The integration had to:

  • Synchronize PMS data with the corporate JD Edwards ERP running on IBM i (AS/400)
  • Automate Dynamics CRM builds through TFS CI/CD
  • Generate country-specific customs reports based on ship location (GIS)
  • Support continuous deployment of approved builds using TFS Build Quality gates
  • Handle intermittent connectivity — ships are offline while at sea

Approach

  1. PMS Integration Hub
    BizTalk 2009/2010 served as the central integration broker. I used the ESB 2.0/2.1 Toolkit to build an itinerary-driven message router: when a ship docked and connected, BizTalk processed the accumulated batch of PMS transactions, prioritizing customs reports for the destination country.

  2. AS/400 Host Integration
    Wrote specifications for JD Edwards developers on the AS/400 side, then implemented the Host Integration layer using BizTalk’s MQSeries adapter. The AS/400 received nightly PMS syncs and returned inventory and financial data.

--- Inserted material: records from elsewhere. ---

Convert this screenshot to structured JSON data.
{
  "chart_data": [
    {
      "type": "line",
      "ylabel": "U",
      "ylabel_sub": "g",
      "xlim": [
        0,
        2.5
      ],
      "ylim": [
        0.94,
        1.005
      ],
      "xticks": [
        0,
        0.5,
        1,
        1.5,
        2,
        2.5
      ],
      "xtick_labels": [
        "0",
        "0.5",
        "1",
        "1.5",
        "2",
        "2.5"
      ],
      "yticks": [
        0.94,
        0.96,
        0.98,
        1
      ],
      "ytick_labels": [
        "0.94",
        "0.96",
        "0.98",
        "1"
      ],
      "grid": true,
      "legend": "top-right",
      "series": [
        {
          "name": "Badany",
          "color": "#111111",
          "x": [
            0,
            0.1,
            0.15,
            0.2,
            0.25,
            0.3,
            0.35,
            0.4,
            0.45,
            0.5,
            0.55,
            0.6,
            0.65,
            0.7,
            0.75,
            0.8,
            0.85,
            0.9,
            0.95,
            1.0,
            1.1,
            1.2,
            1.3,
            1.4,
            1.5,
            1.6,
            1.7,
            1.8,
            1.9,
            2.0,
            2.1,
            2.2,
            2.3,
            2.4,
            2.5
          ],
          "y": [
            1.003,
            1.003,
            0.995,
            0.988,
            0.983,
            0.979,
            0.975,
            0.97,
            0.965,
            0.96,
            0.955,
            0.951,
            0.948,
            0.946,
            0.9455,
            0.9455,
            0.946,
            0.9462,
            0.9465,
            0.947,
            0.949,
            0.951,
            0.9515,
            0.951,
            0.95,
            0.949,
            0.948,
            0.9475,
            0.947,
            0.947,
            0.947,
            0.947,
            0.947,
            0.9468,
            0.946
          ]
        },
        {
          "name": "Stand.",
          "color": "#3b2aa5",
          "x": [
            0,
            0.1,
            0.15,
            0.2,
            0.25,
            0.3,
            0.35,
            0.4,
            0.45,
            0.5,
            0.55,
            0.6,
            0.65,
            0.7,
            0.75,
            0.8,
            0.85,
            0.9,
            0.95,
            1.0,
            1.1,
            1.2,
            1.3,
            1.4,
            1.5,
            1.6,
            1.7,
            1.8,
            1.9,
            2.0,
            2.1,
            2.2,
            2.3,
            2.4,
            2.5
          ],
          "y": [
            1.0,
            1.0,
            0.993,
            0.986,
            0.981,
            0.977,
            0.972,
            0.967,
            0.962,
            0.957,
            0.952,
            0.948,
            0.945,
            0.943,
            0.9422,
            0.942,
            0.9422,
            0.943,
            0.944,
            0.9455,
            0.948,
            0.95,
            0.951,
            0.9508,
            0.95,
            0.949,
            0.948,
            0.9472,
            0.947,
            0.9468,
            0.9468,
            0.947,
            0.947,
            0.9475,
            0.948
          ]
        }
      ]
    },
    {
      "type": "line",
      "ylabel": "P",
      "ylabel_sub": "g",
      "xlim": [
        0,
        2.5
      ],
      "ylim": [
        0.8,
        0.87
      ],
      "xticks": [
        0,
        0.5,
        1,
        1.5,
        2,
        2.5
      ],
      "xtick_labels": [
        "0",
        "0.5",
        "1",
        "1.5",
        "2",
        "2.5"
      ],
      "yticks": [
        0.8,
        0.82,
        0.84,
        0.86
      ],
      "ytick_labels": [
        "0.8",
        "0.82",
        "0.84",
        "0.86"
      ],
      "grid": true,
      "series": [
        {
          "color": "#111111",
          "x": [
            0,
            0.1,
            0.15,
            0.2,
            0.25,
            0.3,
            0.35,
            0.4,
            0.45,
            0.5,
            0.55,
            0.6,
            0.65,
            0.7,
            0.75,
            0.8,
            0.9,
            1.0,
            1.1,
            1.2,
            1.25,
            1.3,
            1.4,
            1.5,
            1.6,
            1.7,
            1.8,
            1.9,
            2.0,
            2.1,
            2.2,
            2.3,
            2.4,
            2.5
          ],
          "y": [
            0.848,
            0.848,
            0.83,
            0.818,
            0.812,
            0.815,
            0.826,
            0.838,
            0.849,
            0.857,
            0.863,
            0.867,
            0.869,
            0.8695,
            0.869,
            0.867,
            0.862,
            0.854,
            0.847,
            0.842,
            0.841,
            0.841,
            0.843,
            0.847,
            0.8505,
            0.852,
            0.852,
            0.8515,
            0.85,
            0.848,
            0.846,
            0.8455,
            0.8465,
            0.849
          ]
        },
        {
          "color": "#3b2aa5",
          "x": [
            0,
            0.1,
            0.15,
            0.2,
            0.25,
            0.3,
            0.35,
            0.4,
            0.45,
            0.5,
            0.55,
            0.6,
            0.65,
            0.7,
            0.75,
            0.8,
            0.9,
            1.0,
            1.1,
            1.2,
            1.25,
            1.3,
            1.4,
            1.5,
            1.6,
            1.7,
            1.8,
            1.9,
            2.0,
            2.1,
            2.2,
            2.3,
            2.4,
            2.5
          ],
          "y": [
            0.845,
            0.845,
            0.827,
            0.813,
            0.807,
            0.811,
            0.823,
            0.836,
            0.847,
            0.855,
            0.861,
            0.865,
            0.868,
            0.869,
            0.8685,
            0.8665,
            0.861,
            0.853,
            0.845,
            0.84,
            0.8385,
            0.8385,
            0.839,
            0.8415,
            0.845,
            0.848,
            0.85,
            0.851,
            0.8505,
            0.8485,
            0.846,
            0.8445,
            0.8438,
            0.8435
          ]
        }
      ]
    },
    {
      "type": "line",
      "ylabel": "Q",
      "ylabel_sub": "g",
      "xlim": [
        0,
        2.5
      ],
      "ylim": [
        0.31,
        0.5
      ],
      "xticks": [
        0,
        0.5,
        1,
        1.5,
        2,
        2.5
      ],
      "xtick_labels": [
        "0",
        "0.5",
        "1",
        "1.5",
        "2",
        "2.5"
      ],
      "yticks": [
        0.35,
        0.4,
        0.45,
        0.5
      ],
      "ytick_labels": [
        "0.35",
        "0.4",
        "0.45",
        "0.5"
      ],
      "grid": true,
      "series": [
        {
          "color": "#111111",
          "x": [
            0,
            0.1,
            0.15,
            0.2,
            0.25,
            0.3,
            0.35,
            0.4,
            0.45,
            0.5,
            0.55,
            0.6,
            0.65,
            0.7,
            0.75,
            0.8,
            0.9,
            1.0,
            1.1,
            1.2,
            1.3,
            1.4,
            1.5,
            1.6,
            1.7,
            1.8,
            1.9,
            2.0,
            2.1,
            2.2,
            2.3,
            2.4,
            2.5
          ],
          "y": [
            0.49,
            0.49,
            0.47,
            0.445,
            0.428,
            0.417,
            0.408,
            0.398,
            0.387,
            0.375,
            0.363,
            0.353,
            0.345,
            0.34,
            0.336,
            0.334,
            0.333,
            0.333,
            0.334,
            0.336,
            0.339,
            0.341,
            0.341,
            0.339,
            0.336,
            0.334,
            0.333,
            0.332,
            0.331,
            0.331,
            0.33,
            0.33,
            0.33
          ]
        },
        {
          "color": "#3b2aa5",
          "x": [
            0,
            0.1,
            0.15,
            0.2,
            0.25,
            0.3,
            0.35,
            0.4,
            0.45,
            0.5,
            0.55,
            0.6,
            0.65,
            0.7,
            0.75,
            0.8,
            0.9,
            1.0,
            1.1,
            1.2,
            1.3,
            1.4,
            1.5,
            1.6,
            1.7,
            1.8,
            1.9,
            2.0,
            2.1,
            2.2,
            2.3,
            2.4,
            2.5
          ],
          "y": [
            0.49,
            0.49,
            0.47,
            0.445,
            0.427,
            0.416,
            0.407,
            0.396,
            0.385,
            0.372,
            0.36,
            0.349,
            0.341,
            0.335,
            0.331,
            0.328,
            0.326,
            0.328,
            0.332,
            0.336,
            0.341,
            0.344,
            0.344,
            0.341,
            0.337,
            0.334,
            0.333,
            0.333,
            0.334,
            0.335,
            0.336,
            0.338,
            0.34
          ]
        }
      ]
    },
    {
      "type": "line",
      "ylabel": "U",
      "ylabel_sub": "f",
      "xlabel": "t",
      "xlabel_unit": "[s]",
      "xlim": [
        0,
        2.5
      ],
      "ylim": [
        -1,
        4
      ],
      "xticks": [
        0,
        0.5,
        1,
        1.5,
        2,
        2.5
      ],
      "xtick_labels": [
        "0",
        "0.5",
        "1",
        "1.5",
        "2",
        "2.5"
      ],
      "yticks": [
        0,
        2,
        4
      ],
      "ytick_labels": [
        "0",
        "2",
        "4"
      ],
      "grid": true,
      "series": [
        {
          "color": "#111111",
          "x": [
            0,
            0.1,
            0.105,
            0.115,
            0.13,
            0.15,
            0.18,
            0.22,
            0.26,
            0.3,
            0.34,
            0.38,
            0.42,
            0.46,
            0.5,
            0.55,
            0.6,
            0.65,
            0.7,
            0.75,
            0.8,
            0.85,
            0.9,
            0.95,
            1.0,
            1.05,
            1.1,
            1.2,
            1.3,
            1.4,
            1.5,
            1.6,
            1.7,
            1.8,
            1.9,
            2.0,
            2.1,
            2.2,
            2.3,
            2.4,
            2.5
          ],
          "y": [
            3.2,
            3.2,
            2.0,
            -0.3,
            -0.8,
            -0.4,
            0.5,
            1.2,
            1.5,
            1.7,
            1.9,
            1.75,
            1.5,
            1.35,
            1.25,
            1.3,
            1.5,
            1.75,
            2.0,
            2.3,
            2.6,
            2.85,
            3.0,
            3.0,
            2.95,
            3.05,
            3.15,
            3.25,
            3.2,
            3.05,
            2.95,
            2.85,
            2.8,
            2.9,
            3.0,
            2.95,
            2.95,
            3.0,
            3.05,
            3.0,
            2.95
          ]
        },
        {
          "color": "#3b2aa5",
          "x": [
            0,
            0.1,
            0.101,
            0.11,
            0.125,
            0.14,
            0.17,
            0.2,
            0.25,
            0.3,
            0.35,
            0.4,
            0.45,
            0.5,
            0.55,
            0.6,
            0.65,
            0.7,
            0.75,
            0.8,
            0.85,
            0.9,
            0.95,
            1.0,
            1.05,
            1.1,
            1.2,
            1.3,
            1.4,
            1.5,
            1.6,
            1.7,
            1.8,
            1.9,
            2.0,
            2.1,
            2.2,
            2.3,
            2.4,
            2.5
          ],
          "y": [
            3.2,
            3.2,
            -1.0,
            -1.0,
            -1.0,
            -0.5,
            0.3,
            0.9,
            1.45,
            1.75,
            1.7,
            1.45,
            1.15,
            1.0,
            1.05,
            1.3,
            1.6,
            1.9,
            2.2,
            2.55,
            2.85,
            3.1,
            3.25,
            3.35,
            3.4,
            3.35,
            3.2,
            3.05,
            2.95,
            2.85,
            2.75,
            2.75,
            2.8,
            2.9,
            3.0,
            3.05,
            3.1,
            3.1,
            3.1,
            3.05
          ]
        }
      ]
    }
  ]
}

  3. GIS-Based Customs Engine
    Ships crossing into a country’s territorial waters automatically triggered customs report generation. I integrated GIS data to determine jurisdiction and applied the correct customs forms (based on IMO FAL conventions) per country.

  4. TFS CI/CD for Dynamics CRM
    Built a TFS plugin that promoted builds through quality gates — from Dev to QA to Production — automatically upon approval. This eliminated manual deployment errors and cut release cycles from days to minutes.

  5. Offline Resilience
    Designed a store-and-forward pattern: PMS transactions queued locally on each ship during voyages and flushed to the integration hub upon connectivity, with conflict resolution for concurrent updates.

Challenges

  • Maritime satellite internet is slow and expensive — batch sizes and compression had to be carefully tuned.
  • Each country had its own customs form format, some requiring XML (e.g., UN/EDIFACT), others flat files.
  • AS/400 integration required EBCDIC-to-ASCII conversion and fixed-width field parsing — a world apart from modern APIs.
  • Coordinating PMS cutovers across 30 ships meant staggered rollouts over several months, with rollback plans per ship.

Outcome

The PMS was successfully deployed across the entire fleet. Customs reports that previously took hours to compile manually were now generated automatically upon port arrival. The TFS CI/CD pipeline became the standard for all future CRM deployments in the organization.

Key takeaway

Integration at sea is integration at the edge. Designing for disconnected operation, bandwidth constraints, and multi-jurisdictional compliance made this project a masterclass in resilient architecture.